Un hydrolat est la phase aqueuse récupérée après la distillation à la vapeur d’une plante, chargée des molécules aromatiques solubles dans l’eau. Bien plus dilué qu’une huile essentielle, il s’applique pur sur la peau. Son point faible reste la conservation : produit fragile, à garder au froid dès l’ouverture, sur une durée courte.

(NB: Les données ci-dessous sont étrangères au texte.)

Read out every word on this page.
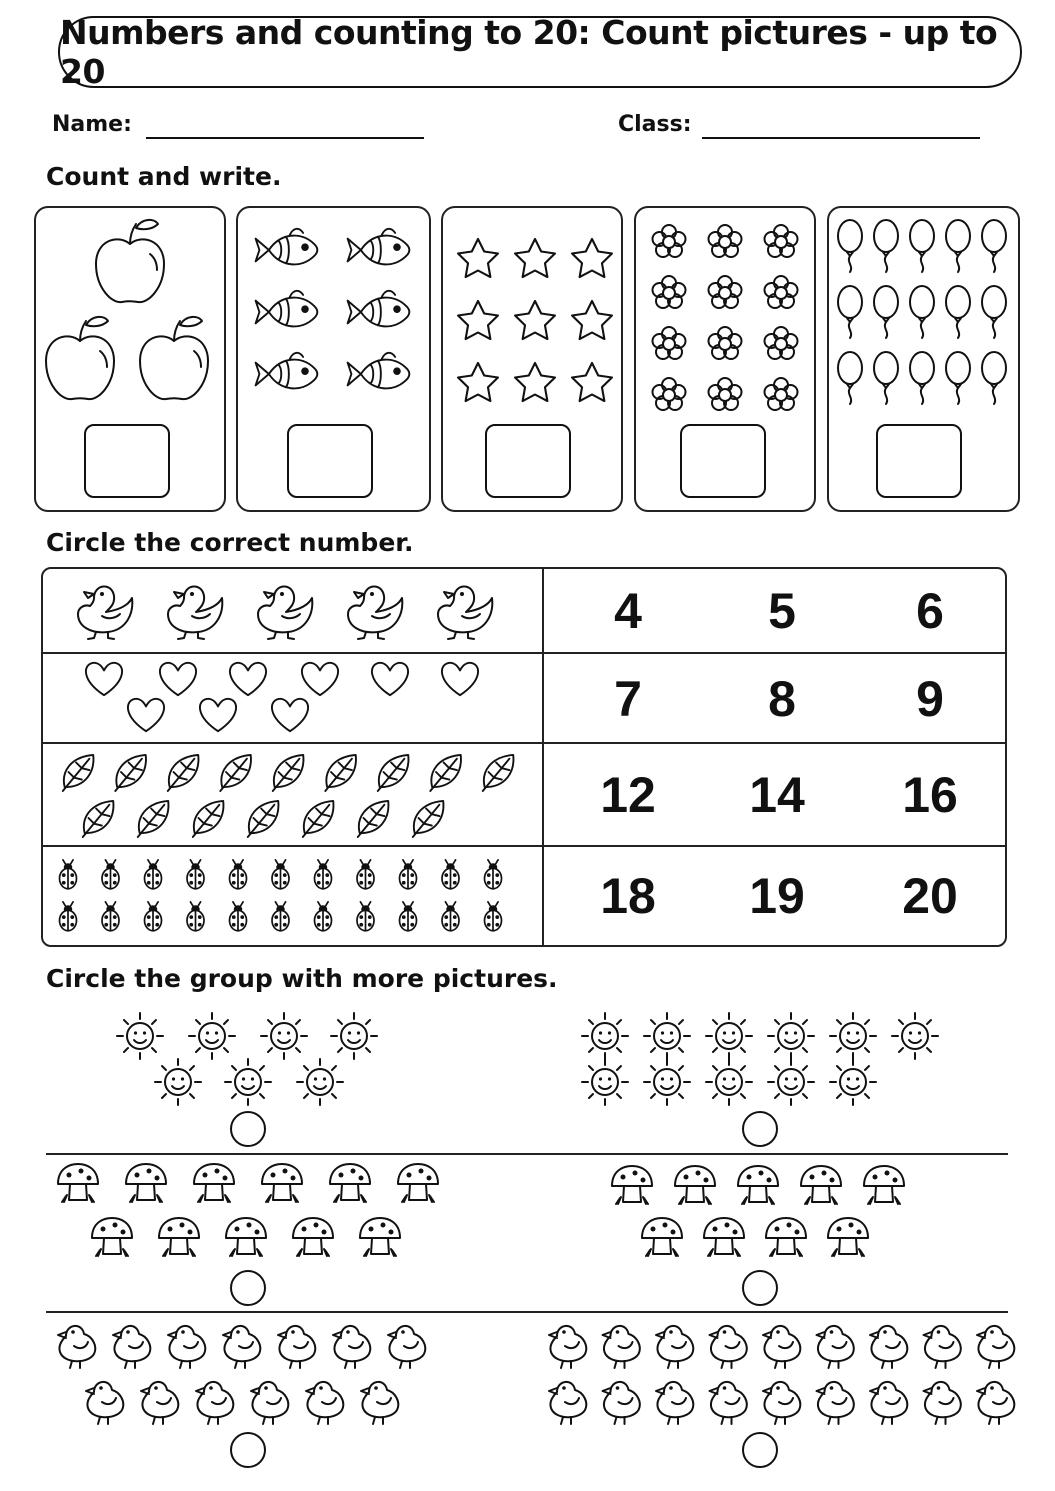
Numbers and counting to 20: Count pictures - up to 20
Name:	Class:
Count and write.
Circle the correct number.
4	5	6
7	8	9
12	14	16
18	19	20
Circle the group with more pictures.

Ce que contient réellement un hydrolat

Le mot recouvre un produit défini, pas une catégorie commerciale. La norme ISO 9235, dans sa révision de 2021, décrit l’eau aromatique comme le produit aqueux de condensation qui subsiste après entraînement à la vapeur d’une matière première naturelle et séparation de l’huile essentielle. Elle admet ensuite quelques traitements physiques sans effet notable sur la composition : filtration, décantation, centrifugation.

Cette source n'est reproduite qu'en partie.